An ethics board at one of the journals, called JACC: Basic to Translational Science, voted to retract one of the studies, citing images that appeared to have been spliced ​​or duplicated.

The parties to the lawsuit agree on one thing: Feldman omitted Houser’s name from an earlier April 2015 article that included the results of additional experiments on pig samples.

When Houser noticed the omission two years later and complained, Feldman said it was a mistake and apologized. He asked the editors of the journal Heart Failure Reviews if they could add Houser’s name, but they said it was too late, according to an email exchange included in court evidence.

Upon learning of the result, Houser responded in a March 2017 email to Feldman:

“Thank you for trying Art. I understand how this could have happened inadvertently.”

The cordiality did not last. After Houser’s name came up in the Harvard investigation, Feldman repeatedly told other faculty members that Houser was to blame and spread false rumors about the Temple investigation that followed in 2019, Houser alleged.

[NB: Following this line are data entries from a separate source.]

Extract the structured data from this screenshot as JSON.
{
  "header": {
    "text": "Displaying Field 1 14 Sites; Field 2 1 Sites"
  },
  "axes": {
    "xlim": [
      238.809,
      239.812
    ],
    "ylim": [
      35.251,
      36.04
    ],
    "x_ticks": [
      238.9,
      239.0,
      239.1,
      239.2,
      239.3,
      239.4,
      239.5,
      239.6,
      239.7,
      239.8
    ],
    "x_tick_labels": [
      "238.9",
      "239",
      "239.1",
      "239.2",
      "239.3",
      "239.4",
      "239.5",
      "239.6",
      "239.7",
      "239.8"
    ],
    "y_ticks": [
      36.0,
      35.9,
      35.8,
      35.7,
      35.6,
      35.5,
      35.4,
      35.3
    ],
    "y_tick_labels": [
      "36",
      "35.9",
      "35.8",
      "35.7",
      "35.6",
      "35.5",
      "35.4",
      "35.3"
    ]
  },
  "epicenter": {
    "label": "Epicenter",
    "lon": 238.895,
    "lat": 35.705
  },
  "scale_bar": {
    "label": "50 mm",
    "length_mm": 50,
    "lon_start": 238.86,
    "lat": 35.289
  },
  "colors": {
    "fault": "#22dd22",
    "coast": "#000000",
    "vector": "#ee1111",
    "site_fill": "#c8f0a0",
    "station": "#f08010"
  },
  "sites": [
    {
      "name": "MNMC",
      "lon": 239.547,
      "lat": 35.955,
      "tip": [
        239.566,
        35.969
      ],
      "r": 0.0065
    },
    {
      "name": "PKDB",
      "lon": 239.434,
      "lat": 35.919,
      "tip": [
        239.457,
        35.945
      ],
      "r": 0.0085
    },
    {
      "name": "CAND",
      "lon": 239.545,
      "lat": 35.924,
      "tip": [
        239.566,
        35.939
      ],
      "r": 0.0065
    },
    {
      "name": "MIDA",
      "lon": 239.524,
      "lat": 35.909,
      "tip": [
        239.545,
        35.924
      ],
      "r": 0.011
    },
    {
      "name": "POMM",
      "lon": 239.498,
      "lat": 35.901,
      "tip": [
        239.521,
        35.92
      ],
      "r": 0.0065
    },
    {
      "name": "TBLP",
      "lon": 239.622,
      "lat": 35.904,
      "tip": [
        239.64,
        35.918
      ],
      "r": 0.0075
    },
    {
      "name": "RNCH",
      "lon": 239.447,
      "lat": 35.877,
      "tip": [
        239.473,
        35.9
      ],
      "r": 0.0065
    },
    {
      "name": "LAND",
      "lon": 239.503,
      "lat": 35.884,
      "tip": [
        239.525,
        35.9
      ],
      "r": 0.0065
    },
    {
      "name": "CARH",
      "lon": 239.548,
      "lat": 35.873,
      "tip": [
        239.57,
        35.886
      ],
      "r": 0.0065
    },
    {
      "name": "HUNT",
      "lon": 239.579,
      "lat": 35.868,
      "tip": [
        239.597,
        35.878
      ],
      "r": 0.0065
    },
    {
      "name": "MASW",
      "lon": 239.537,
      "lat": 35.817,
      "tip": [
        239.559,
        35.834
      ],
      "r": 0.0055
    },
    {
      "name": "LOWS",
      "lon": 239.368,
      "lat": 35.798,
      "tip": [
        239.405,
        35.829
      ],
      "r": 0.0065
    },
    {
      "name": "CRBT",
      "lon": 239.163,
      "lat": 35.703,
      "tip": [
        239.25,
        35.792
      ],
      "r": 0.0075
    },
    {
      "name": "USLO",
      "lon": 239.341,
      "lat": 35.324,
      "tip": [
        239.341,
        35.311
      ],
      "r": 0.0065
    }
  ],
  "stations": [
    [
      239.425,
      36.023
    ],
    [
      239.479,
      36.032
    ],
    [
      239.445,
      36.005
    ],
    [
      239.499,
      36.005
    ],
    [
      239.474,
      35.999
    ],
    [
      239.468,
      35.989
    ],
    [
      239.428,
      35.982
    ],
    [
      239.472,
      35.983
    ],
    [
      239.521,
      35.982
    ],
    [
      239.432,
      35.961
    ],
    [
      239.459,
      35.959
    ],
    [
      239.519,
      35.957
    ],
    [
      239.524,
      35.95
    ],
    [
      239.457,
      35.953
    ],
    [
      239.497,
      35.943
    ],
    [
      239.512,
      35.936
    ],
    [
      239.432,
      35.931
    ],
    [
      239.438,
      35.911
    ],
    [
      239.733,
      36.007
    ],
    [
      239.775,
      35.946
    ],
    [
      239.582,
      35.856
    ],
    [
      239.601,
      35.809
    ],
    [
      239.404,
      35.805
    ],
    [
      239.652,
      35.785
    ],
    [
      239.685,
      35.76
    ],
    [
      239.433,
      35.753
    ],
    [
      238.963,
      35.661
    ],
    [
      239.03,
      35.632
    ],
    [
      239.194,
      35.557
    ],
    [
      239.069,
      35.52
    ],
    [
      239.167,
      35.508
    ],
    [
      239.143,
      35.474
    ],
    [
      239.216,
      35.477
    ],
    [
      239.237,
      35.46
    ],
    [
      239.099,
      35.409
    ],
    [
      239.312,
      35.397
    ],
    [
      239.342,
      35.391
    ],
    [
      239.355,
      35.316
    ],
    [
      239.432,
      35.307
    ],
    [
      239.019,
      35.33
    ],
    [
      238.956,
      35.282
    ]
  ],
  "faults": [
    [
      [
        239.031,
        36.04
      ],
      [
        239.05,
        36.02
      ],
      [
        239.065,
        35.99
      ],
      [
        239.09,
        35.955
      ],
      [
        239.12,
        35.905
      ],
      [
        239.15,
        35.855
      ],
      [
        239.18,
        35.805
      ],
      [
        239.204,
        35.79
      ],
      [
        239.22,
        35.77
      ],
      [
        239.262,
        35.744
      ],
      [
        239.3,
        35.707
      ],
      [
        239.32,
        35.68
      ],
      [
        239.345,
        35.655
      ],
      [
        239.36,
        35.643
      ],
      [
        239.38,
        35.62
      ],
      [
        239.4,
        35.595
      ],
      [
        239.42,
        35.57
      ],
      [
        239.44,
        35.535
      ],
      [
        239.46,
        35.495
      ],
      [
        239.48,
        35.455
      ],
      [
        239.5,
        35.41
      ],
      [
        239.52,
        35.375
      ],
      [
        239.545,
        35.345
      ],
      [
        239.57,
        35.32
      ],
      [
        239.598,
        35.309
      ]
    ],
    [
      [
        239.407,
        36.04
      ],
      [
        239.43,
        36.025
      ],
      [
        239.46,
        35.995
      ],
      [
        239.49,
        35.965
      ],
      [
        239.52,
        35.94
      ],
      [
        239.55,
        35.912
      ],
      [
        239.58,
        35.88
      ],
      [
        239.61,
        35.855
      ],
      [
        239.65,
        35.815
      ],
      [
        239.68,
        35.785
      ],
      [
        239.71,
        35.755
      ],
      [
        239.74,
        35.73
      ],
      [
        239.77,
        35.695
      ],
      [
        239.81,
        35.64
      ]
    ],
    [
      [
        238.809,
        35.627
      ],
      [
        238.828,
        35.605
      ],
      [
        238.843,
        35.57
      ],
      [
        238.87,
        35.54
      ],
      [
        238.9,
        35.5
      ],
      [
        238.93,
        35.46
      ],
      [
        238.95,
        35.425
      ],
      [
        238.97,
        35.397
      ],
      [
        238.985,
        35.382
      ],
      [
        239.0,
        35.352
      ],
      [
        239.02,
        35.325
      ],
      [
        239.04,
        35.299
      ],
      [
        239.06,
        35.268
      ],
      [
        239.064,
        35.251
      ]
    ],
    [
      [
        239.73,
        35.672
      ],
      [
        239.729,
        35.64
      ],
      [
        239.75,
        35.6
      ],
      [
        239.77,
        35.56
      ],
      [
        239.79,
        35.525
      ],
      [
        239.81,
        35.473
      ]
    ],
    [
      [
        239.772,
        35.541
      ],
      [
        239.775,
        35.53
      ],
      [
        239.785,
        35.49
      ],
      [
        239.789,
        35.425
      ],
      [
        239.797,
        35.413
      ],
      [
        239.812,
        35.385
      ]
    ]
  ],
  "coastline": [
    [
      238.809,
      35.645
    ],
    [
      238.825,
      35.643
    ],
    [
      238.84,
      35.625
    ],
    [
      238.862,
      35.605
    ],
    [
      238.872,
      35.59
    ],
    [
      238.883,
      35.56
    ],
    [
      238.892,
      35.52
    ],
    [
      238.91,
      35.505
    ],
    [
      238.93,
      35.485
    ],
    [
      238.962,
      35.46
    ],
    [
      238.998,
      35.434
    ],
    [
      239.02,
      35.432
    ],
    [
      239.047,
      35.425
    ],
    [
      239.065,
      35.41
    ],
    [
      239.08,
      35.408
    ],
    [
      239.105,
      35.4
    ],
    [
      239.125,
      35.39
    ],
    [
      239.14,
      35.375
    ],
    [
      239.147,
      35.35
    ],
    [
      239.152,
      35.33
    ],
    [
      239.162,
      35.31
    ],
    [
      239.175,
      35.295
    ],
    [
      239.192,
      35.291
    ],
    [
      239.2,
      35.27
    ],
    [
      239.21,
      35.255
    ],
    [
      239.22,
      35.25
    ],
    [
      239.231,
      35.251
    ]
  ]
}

Meanwhile, Renovacor, the company founded by Feldman, after securing the $11 million in seed financing in August 2019, prepared to go public.

That happened on September 3, 2021, which Feldman marked by ringing the opening bell at the New York Stock Exchange. The stock traded as high as $10.47 a share before losing steam earlier this year, falling below $2.

On Tuesday, when Cranbury, NJ-based Rocket Pharmaceuticals announced an agreement to buy Renovacor, the shares rose again to $2.18, a 14.7% gain, before losing most of that gain in a bear market at the end of the week.